On Tuesday, I wrote that money is a means to an end.  It’s not the root of any evil, and it can actually help people be happy. 

After writing that post, I thought about movies and where I could find a vivid illustration that would turn these familiar “money is evil” concepts upside down.  After some searching, I found the perfect scene from a classic movie.

The scene, of course, is Michael Douglas’s famous “greed is good” speech at a shareholder meeting in Wall Street, (which you can watch in the video below).  In the film, Douglas plays a wealthy corporate raider named Gordon Gekko.  Charlie Sheen plays a young stockbroker, Bud Fox, who is desperate to succeed on Wall Street.  He gets involved with Gekko, who is ruthless and who Bud’s father (played by Martin Sheen) does not like.   

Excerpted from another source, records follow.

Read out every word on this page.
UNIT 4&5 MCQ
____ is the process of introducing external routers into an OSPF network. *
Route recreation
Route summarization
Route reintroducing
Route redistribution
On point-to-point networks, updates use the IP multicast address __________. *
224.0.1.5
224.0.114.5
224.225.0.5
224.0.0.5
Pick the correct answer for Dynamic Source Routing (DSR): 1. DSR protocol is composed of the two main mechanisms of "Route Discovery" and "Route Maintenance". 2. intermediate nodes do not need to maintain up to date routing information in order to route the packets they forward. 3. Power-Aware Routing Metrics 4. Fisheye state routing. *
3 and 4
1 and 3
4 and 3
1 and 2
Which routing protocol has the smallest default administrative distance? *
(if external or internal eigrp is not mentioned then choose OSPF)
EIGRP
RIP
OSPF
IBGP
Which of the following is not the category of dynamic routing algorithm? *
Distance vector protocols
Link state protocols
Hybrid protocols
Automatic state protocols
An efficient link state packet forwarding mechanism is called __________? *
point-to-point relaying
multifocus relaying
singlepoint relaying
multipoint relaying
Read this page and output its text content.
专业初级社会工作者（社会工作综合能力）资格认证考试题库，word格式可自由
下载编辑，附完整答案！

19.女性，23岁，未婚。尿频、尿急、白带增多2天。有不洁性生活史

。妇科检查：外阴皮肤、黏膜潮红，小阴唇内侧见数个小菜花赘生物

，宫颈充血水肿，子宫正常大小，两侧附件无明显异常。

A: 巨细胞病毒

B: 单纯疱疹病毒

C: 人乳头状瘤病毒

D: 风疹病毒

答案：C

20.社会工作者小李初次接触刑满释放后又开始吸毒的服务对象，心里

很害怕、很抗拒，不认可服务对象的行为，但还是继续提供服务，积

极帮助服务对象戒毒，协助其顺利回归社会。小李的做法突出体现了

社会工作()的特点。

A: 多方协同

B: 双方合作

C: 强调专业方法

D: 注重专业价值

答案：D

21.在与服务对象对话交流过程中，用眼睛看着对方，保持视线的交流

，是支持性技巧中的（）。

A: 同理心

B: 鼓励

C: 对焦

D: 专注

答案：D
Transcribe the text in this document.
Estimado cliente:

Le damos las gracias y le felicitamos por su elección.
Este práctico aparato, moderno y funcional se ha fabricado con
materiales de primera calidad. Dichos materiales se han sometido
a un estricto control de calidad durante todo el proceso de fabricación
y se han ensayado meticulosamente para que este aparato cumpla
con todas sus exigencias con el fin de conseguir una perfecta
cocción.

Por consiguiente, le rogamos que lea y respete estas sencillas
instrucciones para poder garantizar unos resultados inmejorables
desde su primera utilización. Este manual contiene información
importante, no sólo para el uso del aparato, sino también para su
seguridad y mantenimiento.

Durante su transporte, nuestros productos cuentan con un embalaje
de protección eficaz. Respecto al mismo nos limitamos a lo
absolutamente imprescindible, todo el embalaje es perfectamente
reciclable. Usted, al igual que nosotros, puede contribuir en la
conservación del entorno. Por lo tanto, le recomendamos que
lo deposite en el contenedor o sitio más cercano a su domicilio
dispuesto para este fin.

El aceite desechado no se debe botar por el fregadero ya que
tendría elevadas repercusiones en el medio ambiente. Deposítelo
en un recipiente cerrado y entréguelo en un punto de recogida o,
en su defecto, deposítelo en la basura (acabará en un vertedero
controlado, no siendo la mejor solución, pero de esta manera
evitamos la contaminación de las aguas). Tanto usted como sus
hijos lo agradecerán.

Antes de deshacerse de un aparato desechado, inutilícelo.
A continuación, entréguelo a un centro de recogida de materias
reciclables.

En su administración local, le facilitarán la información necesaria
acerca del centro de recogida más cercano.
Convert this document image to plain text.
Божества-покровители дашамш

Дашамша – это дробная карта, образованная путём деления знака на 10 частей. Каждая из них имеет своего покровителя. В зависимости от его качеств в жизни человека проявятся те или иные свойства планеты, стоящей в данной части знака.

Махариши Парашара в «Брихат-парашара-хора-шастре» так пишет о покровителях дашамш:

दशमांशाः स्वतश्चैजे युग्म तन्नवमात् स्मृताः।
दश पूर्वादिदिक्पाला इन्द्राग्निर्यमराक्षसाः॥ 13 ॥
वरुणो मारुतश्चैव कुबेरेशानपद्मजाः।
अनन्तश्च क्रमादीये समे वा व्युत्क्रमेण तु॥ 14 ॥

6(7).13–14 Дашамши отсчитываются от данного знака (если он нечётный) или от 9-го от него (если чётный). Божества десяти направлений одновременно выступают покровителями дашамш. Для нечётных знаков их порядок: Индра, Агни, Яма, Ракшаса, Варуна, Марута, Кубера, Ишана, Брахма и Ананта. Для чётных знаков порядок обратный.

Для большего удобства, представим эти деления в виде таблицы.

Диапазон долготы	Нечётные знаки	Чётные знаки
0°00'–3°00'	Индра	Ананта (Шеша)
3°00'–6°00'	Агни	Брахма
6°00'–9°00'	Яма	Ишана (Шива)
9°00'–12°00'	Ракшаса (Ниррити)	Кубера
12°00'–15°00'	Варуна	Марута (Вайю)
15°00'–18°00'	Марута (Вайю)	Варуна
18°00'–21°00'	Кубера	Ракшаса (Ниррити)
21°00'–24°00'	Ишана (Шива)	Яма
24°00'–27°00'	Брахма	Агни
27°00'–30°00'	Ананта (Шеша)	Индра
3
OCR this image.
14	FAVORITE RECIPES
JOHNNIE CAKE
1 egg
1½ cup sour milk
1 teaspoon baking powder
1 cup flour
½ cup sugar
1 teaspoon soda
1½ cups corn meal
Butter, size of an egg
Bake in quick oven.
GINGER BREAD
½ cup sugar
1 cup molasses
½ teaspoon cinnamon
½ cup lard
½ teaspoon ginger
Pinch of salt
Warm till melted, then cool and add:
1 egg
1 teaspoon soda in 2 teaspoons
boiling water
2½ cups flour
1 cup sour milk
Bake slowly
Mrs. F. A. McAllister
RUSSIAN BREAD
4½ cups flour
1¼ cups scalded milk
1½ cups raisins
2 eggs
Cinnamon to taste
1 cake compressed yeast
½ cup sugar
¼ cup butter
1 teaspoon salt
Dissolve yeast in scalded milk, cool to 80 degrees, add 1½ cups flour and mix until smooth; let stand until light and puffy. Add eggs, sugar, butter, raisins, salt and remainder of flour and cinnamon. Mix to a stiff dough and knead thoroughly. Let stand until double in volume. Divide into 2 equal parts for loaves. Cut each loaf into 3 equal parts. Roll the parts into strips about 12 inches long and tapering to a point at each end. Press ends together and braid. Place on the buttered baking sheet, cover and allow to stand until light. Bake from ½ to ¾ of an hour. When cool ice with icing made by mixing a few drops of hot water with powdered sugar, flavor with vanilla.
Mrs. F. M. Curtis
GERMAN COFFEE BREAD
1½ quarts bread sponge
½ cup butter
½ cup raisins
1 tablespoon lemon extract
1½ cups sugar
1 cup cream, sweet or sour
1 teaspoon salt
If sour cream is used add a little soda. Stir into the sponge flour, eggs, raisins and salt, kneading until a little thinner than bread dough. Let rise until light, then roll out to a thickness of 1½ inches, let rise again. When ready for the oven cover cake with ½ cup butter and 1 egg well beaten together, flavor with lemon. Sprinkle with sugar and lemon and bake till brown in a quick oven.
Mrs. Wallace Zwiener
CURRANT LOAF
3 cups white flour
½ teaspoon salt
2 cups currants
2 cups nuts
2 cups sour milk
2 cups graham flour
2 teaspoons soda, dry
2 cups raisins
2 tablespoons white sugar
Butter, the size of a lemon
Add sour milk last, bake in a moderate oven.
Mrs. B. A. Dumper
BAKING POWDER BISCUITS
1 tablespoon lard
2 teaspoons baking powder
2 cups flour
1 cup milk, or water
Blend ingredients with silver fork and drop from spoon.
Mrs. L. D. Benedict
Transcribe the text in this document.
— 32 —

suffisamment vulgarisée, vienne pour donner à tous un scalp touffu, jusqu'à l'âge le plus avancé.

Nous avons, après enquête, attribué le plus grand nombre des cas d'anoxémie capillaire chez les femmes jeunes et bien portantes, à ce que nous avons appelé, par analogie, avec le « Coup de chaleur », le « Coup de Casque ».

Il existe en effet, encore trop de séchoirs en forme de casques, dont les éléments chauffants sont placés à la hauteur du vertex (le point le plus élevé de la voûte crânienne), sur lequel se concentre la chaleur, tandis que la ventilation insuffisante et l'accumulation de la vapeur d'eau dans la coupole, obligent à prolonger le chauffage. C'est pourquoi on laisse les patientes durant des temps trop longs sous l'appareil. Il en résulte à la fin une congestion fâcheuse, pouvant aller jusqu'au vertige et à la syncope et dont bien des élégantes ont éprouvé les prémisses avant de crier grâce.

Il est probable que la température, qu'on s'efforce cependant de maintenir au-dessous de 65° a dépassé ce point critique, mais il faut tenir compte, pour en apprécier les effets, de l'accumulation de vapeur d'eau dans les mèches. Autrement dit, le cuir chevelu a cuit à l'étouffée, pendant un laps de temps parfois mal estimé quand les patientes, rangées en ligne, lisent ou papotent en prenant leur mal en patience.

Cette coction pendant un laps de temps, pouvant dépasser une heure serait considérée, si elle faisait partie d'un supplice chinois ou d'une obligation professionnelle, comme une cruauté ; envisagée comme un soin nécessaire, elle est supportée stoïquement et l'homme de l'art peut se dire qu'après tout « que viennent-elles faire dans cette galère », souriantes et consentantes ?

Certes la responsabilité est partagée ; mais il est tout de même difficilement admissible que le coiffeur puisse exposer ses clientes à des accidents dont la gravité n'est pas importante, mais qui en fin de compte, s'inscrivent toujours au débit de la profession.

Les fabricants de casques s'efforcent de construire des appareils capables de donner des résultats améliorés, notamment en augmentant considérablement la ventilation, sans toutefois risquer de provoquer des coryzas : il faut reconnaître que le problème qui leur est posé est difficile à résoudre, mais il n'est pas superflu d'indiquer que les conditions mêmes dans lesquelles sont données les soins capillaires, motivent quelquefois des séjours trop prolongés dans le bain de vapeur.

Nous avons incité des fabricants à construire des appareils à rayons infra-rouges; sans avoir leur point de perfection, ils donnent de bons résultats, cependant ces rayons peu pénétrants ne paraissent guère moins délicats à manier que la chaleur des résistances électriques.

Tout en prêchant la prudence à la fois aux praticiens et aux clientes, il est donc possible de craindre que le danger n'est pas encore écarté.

Bud is caught in the middle of this tension, but he pitches his dad’s company to Gekko with a plan to save it and help all of themselves get rich.  Things get hairy from there in a series of double-crosses best left for watching the movie. 

But the real juicy part of the film is Gekko’s speech before a group of shareholders where Gekko utters the now-famous line, “greed, for lack of a better word, is good.”  The speech offers a glimpse into the philosophy and mindset that drive people like Gekko.

Greed can certainly be bad, particularly in business.  When greed leads to embellished balance sheets and engineering an inflated stock price, it’s not very good.  (In fact, it’s just not bad.  It’s illegal in those circumstances!)  However, greed takes on this bad form when the sole focus of it becomes money.  But if you view money as simply a means to an end, and that end result is something that benefits society, greed becomes a good, healthy euphemism for wealth and success. 

This is why Gekko’s speech is so enticing.  Gekko suggests that greed–even a very ruthless form of greed–can drive inefficiencies out of corporations and the market.  According to Gekko, when greed cuts fat from corporations, it increases profits and creates overall market success.